Go for the bacon!

Just between you and me: have you made any New Year’s resolutions? As a survey showed, the majority of company managers have made a resolution to lose weight in the coming year. However, what is initially aimed at physical well-being can easily be applied to the supply chain of many companies: many simply have too much stock around their hips. However, there can be no question of prosperity bacon here. On the contrary: (excessively) high inventories cost money and tie up important liquidity! And in view of the ongoing banking and euro crisis and the flagging economy, this is leading to a strategically dangerous situation. Because when the earnings situation weakens, banks often reduce their credit commitments – in the worst case, there is a risk of financial collapse.

So get to work, because there is usually still untapped potential for improvement and liquidity reserves in your own company that you can exploit. A reduction in inventory not only frees up liquidity, but also significantly reduces running costs: for 80% of companies, it is possible to reduce the amount of inventory by around 20% to 30% per year. But which companies does this apply to? Let’s take a look around: In my experience, three groups of companies can be identified:
A third of companies are still manual controllers. For the most part, there are no portfolio targets. While inventory is still tracked as a key figure, there are no objectively reliable figures on delivery readiness. The planning and scheduling functions of the ERP system are only used to document the manually compiled findings. Safety stocks are included in the order quantities from the stomach of the dispatchers and production controllers. Safety stocks are usually only stored in the ERP system by the sales department for important finished goods, but are often ignored by MRP. Stocks are reduced unstructured by manual measures and only remain until the first delivery bottlenecks occur.

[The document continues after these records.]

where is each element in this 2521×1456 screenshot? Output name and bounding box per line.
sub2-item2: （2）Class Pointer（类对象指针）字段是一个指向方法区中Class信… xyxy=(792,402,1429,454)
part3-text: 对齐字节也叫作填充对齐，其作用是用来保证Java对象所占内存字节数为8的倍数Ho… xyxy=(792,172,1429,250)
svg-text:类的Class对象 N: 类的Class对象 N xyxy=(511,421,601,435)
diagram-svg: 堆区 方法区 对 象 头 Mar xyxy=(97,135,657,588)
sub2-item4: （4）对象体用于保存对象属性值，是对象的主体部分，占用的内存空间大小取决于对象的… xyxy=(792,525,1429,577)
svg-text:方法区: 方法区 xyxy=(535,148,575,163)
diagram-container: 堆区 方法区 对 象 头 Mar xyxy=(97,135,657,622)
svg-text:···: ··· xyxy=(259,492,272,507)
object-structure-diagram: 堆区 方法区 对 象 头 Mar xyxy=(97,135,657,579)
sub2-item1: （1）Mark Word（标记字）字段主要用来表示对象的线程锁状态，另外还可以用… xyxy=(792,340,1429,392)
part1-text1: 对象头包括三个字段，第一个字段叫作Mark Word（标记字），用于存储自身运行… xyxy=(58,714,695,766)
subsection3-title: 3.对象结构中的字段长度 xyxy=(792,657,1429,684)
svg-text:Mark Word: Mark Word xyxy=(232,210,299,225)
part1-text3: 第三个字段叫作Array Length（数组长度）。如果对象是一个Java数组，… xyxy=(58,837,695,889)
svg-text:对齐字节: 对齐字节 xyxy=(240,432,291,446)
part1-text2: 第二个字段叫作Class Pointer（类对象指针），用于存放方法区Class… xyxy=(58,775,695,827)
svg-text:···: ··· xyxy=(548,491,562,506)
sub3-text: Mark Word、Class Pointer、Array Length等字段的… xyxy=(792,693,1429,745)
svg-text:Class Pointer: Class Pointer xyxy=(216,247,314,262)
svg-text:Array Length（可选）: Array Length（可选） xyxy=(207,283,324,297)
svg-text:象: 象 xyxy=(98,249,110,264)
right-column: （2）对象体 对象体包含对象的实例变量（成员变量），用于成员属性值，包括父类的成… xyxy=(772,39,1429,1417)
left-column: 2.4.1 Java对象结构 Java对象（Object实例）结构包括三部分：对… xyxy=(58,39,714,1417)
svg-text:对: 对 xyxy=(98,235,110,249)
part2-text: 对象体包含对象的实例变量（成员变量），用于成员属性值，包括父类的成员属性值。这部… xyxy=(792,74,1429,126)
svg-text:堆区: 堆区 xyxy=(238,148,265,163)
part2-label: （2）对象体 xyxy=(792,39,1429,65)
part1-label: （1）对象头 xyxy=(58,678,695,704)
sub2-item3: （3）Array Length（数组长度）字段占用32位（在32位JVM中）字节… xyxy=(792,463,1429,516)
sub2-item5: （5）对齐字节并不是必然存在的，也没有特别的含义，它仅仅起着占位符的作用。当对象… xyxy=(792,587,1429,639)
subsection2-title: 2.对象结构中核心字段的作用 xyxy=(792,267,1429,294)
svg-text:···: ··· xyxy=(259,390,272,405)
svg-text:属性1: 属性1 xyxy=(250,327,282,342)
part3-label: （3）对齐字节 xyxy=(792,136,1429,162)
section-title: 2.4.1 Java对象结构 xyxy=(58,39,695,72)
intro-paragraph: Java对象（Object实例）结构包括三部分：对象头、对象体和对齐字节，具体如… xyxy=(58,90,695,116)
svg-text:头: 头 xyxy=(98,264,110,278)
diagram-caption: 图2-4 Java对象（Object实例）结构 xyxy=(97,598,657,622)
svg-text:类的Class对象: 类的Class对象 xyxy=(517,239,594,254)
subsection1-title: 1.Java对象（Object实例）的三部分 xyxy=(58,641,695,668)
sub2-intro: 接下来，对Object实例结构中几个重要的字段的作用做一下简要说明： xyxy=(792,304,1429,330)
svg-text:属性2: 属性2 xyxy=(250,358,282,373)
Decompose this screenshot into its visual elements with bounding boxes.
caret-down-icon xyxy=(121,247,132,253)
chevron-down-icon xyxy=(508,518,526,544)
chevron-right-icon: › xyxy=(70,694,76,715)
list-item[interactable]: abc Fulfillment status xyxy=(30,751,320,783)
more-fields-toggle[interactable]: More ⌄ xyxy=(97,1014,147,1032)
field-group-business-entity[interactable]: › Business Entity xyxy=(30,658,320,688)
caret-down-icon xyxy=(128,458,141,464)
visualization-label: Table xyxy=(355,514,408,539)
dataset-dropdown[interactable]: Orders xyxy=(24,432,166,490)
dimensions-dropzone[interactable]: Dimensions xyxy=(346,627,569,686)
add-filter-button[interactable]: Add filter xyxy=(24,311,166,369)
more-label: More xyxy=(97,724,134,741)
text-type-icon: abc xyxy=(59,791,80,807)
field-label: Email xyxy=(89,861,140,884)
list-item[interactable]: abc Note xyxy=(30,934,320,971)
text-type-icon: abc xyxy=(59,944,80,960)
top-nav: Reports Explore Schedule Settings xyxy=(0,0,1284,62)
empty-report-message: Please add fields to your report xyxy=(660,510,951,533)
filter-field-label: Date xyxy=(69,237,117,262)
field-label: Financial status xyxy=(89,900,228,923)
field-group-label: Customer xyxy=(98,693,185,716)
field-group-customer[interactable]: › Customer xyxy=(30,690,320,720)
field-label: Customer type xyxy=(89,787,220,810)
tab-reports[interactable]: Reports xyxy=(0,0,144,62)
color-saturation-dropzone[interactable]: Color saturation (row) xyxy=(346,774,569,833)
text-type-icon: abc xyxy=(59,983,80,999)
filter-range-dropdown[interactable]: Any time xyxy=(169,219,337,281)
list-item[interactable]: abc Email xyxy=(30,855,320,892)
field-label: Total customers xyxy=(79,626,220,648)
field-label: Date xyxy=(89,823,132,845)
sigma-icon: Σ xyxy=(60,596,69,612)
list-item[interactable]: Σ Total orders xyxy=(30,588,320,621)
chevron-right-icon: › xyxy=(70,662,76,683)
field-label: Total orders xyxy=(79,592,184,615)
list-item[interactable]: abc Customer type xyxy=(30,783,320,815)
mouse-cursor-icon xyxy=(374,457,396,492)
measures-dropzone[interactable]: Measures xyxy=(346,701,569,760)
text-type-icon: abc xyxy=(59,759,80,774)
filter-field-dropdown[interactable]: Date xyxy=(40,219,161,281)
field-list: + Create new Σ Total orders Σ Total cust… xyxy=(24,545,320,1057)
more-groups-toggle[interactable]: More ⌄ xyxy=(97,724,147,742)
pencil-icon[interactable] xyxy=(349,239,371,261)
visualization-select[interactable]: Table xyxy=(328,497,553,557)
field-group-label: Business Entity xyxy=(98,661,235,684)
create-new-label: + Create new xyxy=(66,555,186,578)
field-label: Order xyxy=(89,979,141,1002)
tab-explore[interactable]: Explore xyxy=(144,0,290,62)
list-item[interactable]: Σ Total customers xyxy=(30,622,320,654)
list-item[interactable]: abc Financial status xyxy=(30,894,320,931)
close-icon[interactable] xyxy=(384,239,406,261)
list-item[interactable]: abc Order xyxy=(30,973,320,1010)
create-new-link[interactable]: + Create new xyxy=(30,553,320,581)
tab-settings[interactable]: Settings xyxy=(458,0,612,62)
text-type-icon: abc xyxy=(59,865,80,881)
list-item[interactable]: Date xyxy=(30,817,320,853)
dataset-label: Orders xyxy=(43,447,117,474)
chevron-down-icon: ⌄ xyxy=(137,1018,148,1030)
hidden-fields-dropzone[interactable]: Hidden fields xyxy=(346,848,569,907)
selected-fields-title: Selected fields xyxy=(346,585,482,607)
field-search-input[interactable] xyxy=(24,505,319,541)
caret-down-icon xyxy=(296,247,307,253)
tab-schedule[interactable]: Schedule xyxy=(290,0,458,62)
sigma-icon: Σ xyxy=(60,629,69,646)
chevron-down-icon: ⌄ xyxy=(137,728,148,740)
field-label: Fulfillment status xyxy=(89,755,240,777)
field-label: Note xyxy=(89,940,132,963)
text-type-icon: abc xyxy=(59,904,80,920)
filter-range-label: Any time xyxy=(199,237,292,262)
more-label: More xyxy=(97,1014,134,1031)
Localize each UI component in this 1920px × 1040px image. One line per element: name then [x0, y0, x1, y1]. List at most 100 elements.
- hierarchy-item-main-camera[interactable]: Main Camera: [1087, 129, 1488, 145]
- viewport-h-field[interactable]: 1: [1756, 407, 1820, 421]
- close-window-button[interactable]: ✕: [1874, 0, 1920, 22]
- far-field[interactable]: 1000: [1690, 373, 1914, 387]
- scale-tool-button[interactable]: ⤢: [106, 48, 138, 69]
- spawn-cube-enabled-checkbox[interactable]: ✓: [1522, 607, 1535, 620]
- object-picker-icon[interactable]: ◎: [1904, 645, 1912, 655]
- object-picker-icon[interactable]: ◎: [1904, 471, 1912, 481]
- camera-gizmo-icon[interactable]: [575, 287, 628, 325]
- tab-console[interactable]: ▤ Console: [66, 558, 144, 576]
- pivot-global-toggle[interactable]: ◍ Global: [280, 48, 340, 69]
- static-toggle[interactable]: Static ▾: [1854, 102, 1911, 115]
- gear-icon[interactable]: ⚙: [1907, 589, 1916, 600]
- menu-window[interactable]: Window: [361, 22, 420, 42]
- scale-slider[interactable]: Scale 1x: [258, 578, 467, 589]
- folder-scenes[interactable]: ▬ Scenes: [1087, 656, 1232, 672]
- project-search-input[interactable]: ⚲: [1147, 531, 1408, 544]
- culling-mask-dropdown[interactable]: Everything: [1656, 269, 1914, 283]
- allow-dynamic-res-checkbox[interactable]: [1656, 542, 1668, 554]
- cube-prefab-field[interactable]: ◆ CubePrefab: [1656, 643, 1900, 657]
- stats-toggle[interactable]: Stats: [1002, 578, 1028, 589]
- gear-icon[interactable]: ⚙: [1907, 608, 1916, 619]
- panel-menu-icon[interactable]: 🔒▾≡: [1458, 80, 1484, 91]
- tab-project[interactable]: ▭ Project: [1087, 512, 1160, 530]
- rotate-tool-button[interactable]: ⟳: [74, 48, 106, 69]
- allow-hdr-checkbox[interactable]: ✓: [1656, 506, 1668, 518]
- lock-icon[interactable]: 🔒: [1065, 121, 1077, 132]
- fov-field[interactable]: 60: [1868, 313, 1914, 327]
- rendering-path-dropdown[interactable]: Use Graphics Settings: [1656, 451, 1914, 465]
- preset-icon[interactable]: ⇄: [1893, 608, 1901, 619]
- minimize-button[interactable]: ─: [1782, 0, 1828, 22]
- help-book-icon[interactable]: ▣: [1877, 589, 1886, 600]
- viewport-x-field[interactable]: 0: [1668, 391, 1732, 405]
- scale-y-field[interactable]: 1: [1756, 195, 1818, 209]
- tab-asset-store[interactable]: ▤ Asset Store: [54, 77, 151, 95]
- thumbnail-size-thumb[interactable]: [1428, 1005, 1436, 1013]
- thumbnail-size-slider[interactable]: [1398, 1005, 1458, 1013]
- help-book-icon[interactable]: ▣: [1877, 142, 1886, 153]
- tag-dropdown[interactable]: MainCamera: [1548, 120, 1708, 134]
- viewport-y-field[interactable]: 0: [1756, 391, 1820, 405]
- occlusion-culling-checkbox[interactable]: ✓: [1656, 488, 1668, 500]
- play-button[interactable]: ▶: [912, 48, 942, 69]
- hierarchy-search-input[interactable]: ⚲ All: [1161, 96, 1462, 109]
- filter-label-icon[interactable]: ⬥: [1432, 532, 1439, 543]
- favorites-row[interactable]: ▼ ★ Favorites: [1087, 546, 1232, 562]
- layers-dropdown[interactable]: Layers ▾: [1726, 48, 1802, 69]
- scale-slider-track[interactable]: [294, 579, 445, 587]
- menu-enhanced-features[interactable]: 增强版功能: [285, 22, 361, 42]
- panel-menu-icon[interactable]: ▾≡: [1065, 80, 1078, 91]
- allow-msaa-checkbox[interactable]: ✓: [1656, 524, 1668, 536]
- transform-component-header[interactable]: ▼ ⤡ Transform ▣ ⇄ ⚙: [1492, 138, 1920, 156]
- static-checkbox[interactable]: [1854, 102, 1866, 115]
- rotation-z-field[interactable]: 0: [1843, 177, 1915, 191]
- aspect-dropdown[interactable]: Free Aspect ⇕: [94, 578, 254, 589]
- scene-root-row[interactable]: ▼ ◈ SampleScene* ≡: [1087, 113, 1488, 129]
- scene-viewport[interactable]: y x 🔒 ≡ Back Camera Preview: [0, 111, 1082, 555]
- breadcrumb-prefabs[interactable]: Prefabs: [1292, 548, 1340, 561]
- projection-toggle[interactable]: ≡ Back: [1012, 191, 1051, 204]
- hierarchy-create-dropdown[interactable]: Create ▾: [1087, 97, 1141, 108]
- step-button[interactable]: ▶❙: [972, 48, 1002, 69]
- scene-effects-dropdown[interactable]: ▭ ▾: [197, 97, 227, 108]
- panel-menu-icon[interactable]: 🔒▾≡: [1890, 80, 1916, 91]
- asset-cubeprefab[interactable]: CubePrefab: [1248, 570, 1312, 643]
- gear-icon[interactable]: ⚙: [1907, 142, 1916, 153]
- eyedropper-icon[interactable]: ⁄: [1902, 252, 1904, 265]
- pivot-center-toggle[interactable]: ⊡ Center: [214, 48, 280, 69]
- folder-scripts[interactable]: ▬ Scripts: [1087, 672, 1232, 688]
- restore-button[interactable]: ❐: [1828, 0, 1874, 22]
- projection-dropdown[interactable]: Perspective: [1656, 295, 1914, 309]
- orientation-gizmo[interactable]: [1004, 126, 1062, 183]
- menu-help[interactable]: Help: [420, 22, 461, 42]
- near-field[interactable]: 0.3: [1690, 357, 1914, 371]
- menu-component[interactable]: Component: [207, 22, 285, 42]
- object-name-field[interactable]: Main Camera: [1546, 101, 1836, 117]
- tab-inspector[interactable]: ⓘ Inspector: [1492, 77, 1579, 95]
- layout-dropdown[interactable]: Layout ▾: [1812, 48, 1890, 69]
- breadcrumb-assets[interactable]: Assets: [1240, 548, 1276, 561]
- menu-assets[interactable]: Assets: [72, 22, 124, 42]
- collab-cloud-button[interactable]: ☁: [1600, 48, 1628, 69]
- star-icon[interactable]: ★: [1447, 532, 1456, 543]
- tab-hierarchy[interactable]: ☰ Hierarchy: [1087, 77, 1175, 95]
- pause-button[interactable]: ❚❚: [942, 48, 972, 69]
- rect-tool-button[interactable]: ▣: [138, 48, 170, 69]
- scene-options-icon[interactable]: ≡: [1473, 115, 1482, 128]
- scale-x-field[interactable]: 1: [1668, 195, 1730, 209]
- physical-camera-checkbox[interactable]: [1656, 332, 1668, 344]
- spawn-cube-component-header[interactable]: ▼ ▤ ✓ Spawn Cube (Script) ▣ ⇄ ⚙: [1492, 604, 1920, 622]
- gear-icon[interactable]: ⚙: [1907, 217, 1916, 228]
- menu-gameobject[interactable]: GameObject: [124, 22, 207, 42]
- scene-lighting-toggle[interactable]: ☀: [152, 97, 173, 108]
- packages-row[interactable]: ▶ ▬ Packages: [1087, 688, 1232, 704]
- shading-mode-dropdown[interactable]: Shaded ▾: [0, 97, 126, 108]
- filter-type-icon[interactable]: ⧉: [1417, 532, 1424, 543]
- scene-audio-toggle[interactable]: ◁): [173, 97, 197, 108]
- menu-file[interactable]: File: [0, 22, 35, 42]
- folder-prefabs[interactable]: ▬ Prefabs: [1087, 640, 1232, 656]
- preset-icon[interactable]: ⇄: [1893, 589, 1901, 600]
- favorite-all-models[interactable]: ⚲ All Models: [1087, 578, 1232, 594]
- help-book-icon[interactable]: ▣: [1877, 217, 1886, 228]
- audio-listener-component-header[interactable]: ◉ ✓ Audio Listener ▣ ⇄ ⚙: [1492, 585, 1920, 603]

50% of the companies are among the basic and basic optimizers. Inventory targets often consist of little differentiated inventory ranges, and few are interested in measuring delivery readiness. Companies are either unaware of or ignore the complicated web of connections between planning strategies, scheduling procedures and logistical data, combined with the architecture of the value chain. Instead of having the problems solved quickly and sustainably by specialists, the company tinkers with its own resources. In most cases, simple basic measures such as the intermittent updating of basic logistical data are sufficient. Focusing on the success of a stock level often ignores the fact that stocks have not really been reduced, but only shifted.

The majority of inventory reduction successes in these types of companies are not sustainable and the existing potential is not being exploited. The resulting yield losses alone would justify even the most expensive optimization projects.

The last and smallest group are the professional inventory optimizers, who work continuously and systematically on the profitability of their value chain. Actual delivery readiness is usually tracked in a differentiated manner as a key control variable. Across all inventory levels, there are realistic, item-specific targets for delivery readiness and inventories, which are simulated and balanced in such a way that the entire supply chain operates as economically as possible.

To achieve this, planning uncertainties are systematically identified and reduced or buffered by safety stocks. The day-to-day business should largely be planned and scheduled by the ERP system, leaving people to concentrate on handling the exceptions. This involves continuously adjusting the parameters, strategies and data of the end-to-end planning and scheduling process using suitable strategic ERP tuning systems.

However, most of the companies in this group did not achieve this goal on their own, but sought extensive specialist and technical support – which paid for itself within a short period of time.

Needless to say, the latter group of companies has no problems with its banks and still makes decent profits even in economically weak phases. If your company does not belong to the latter group, your New Year’s resolution for 2012 should be: Lose weight! Only for the stocks, of course.